In keeping with its promise to reduce costs to its clients, Windcreek Services is developing its proprietary DARC mesh software at these well fields. The wireless network manages data from the well fields in one place and eliminates the need for fiber optic cables throughout the site.
Asset Recovery
Windcreek Services converts one of the liabilities of building a gas or oil field into a benefit for itself and its customers with its asset recovery system. “Many dollars are spent putting pipeline into the ground and, at some point in time, companies may have to take it back out of the ground and restore the area to its preexisting conditions,” Wilen says. “We have developed a department to transpose the liability to a usable asset through a viable process.”
The department will remove the piping, steel structures, headers or any other equipment and sometimes even pay the landowner or the oil company to do so.
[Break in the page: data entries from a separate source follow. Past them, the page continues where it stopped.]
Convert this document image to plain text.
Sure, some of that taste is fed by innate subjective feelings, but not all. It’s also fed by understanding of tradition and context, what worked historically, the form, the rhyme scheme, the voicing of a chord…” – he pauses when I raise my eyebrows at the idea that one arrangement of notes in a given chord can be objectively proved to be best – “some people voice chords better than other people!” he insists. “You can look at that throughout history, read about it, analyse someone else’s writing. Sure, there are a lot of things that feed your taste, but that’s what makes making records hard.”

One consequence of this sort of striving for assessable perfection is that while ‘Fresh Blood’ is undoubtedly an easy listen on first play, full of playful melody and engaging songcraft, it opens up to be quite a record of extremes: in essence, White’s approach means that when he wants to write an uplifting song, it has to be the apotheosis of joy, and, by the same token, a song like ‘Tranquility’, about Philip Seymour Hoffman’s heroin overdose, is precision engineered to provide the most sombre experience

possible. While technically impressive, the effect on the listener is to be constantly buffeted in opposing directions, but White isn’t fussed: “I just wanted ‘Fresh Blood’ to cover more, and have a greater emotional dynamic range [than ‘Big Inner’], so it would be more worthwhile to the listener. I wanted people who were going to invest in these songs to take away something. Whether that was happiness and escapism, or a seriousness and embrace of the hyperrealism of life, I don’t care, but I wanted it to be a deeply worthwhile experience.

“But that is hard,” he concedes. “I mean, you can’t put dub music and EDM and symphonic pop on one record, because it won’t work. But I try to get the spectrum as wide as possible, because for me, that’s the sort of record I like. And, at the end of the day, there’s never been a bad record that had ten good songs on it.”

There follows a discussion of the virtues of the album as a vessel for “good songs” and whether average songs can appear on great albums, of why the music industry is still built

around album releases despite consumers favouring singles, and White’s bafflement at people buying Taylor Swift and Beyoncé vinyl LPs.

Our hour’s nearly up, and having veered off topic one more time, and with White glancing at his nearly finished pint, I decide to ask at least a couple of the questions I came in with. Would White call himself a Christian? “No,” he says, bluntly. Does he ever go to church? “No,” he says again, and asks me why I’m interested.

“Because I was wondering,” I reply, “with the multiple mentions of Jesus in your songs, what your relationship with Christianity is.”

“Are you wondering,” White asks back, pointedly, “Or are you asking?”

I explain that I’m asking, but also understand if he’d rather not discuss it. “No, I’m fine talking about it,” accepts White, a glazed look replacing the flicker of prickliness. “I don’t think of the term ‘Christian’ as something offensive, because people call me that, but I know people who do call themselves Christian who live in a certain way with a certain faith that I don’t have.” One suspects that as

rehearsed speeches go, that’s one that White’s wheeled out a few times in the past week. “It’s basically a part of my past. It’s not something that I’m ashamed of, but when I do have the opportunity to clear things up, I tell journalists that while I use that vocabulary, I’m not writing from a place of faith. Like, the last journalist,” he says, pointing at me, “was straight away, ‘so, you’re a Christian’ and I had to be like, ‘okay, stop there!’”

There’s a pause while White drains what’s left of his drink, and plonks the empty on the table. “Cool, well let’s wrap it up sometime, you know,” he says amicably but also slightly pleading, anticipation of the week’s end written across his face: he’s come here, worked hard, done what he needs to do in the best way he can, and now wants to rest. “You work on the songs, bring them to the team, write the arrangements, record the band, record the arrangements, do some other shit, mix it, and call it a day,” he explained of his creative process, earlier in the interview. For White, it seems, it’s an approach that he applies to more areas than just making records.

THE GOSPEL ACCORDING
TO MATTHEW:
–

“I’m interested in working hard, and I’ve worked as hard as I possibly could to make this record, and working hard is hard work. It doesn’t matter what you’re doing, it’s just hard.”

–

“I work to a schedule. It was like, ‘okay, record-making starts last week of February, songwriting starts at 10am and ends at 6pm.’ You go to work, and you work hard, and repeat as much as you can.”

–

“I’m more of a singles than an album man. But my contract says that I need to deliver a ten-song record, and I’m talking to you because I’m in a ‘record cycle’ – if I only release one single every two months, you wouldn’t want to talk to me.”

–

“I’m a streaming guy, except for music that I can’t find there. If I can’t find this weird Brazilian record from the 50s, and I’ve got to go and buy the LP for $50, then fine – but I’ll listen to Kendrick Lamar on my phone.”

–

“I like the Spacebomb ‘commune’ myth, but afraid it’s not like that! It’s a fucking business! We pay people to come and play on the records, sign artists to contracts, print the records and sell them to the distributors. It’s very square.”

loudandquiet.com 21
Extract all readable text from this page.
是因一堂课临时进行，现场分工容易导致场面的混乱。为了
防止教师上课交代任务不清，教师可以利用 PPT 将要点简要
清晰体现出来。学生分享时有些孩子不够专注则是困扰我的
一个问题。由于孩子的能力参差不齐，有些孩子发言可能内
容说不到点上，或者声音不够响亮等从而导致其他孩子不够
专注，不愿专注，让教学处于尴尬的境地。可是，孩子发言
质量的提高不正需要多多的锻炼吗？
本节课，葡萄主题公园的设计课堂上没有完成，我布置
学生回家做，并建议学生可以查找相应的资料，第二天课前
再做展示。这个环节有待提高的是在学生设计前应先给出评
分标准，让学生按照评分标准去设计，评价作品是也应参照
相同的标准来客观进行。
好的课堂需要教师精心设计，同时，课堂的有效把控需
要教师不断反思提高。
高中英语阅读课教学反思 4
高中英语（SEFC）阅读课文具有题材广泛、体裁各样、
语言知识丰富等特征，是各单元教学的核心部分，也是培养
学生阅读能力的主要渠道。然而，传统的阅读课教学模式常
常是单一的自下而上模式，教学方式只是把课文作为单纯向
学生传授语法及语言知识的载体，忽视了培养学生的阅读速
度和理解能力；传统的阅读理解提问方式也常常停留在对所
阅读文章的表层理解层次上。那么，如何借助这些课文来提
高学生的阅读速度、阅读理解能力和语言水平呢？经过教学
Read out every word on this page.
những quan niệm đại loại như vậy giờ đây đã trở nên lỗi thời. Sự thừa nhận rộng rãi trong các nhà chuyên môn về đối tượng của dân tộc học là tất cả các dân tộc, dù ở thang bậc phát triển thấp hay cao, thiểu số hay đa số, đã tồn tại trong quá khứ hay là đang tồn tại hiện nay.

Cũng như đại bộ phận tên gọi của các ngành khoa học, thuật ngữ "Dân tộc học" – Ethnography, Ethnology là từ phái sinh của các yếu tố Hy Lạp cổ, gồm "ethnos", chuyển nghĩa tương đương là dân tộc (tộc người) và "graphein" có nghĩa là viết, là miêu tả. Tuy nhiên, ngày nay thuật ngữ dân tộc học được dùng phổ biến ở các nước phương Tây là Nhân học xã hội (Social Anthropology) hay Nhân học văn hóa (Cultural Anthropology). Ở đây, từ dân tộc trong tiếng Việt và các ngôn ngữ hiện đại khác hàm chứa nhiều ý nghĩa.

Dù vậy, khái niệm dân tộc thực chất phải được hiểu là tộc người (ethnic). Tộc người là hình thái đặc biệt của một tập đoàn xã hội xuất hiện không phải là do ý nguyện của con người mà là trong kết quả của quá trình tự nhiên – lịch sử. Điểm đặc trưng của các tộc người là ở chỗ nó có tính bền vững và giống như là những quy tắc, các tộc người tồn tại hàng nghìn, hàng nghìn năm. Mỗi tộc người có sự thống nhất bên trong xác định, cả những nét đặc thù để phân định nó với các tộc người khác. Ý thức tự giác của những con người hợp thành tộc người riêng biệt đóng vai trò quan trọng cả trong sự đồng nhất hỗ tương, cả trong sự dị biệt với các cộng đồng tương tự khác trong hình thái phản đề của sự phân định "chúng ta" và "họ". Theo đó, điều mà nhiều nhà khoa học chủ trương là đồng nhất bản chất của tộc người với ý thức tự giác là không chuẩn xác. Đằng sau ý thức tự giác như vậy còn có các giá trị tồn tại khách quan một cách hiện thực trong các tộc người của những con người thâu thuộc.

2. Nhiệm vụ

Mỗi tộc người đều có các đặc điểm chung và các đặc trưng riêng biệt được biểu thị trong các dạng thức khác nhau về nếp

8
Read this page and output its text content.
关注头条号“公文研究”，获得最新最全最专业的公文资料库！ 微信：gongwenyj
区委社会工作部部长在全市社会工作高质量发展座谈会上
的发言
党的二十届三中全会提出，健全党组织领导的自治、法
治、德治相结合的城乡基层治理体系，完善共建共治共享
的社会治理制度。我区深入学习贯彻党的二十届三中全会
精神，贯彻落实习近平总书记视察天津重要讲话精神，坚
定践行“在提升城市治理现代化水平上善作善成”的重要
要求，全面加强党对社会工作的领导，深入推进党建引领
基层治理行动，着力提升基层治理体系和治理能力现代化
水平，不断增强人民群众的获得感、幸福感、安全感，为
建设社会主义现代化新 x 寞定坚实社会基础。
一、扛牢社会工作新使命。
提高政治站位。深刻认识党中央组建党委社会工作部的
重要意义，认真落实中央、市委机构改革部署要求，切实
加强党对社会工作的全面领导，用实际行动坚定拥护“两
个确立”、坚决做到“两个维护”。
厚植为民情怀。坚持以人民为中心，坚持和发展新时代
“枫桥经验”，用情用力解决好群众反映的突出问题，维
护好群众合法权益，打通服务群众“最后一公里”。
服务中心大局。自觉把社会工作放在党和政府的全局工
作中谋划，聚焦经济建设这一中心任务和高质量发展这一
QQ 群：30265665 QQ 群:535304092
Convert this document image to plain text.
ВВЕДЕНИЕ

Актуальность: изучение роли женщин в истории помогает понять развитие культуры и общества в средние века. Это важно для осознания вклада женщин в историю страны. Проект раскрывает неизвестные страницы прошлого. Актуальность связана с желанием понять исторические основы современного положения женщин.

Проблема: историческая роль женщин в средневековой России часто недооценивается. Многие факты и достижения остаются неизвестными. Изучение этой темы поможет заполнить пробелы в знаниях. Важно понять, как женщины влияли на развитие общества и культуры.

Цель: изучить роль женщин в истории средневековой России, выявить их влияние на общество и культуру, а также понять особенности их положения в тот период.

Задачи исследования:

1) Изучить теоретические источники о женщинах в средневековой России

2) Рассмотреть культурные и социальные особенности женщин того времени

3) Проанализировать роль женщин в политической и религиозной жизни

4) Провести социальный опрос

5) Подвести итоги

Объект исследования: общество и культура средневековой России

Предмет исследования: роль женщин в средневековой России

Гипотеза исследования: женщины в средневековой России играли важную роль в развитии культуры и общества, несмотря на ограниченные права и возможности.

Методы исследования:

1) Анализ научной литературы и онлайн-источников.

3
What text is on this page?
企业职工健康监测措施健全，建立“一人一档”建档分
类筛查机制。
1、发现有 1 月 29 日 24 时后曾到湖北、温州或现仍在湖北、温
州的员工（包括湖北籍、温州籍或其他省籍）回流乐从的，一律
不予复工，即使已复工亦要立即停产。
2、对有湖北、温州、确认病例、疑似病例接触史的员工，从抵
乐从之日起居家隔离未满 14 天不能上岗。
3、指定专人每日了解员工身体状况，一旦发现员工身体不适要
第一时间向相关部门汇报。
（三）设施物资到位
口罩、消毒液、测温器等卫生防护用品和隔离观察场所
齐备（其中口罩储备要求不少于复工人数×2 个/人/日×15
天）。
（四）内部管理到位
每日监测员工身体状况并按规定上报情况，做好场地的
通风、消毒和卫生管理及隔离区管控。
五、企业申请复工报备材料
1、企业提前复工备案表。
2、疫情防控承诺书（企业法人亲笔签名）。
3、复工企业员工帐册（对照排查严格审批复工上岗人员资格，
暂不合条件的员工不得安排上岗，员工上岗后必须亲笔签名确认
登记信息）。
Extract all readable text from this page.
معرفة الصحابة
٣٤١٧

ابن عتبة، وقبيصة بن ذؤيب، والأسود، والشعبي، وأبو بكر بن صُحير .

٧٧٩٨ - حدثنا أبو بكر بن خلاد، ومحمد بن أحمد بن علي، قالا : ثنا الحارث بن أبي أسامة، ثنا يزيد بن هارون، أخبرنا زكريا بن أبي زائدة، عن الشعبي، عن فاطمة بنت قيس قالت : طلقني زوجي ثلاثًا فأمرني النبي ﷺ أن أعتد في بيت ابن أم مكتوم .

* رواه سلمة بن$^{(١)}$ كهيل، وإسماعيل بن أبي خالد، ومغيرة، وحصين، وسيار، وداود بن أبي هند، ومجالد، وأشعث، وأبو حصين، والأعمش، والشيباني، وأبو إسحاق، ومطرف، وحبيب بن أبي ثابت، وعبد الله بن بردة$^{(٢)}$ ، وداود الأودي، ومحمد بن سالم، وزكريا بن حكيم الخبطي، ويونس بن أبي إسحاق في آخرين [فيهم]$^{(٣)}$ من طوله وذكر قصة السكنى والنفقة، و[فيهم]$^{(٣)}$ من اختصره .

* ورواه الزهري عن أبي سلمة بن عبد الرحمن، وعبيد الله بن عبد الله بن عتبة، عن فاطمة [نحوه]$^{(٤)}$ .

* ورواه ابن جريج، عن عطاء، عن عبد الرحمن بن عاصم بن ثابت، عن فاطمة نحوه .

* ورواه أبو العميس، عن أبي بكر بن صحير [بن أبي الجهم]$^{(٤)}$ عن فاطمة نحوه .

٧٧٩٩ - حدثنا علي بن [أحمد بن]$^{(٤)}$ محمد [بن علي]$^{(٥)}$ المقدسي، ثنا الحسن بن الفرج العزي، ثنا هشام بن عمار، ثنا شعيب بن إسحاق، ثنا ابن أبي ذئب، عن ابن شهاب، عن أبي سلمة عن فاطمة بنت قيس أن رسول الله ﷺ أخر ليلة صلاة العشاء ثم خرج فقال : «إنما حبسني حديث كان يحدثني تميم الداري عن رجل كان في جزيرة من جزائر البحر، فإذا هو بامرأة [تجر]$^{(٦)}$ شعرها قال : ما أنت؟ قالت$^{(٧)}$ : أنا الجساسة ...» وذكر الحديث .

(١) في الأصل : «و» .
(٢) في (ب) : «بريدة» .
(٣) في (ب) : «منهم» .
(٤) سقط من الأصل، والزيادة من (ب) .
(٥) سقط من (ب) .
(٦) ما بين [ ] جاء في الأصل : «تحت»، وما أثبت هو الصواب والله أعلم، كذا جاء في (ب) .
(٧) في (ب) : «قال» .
Windcreek Services removes the equipment because it can find a market to resell the equipment.
The plug and abandonment department continues to innovate to create a much simpler and quicker plugging method that decreases the cost to plug methane gas wells. As it stands today, this process has approval by the State of Wyoming Oil & Gas Conservation Commission and the federal government. “We have plugged many hundreds of wells using this method and it has saved our clients thousands of dollars,” Wilen says. “The process at which a gas well can go from idle to plugged is impressive.”
Looking to the future, Windcreek Services plans to develop three new product lines in the next three years to add to its 19 lines that will benefit the energy, oil and gas industry by lowering their cost.
In the next three years, Windcreek Services also wants to be known in its five-state region as the company of choice and in 10 years, it wants to see its product in use across the country and in Canada.
“Windcreek Services began wanting to create solutions for industry problems and growing our people, and today, that journey transposes us into a widely diverse problem solving partner,” Wilen says. “Our passion is value added solution through ingenuity. That’s where we really shine with our clients is by asking them what their biggest problem is and then trying to figure out an innovative solution among all our departments. That’s who we are.”